Andrew Lee Isaac Vowles, also known as Mushroom, is an English musician, known for being a founding member of the trip hop/abstract art collective Massive Attack, along with Robert Del Naja (3D), Adrian Thaws (Tricky)
and Grantley Marshall (Daddy G).

==Early years==
Vowles was born in Bristol. Prior to Massive Attack, Vowles, along with Robert Del Naja, Grant Marshall, Nellee Hooper, Adrian Thaws and others were the Wild Bunch crew, named after the western film of the same name by Sam Peckinpah. Several members of the Wild Bunch formed Massive Attack.

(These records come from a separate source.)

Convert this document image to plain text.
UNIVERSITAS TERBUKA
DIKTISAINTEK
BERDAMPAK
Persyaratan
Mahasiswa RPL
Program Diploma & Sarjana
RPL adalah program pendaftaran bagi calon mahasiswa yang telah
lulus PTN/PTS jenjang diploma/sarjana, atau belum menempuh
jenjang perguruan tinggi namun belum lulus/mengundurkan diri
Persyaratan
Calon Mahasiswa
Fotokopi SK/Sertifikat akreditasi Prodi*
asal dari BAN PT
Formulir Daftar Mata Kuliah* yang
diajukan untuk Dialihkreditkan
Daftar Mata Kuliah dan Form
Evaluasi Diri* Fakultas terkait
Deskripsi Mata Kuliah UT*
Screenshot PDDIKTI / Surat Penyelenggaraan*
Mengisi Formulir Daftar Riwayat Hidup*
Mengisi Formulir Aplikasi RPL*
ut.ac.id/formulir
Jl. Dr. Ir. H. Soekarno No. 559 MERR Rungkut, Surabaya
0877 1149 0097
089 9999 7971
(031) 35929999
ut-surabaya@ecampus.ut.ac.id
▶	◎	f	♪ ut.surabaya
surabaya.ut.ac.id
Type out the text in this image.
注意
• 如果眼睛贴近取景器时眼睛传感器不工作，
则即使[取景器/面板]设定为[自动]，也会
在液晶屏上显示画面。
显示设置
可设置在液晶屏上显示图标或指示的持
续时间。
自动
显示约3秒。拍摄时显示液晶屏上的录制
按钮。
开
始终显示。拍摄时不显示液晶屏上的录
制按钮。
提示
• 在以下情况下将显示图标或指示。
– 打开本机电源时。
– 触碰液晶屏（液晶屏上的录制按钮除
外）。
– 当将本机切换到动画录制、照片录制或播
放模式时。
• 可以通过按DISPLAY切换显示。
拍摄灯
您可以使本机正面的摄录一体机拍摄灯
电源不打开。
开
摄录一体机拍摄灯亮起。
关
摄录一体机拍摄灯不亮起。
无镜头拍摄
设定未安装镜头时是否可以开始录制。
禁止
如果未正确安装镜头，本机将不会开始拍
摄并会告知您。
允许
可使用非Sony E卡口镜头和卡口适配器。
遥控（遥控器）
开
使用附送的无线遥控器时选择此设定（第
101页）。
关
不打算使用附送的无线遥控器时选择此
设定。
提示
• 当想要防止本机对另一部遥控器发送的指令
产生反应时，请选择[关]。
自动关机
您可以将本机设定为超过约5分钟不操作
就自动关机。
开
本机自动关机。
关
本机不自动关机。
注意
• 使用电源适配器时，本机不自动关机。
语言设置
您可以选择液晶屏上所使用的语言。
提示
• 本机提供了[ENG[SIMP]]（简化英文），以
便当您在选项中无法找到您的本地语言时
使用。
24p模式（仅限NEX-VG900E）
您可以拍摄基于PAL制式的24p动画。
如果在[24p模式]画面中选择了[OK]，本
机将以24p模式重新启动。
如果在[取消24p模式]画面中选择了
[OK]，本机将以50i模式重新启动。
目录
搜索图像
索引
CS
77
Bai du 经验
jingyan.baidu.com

Vowles's nickname "Mushroom" comes from the arcade game Centipede. The game was installed at Special K's Cafe, a popular hang-out spot in the mid-1980s for Vowles and his Wild Bunch peers.

==Career==
Vowles remained a member of Massive Attack until shortly after the release of their third full-length album, Mezzanine, in 1998. Interviews with band members have pointed to differences of opinion in the creative direction the band should go.

Apart from his contributions to Massive Attack, Vowles also appears as a DJ and co-producer on Raw Like Sushi, Neneh Cherry's 1989 debut album.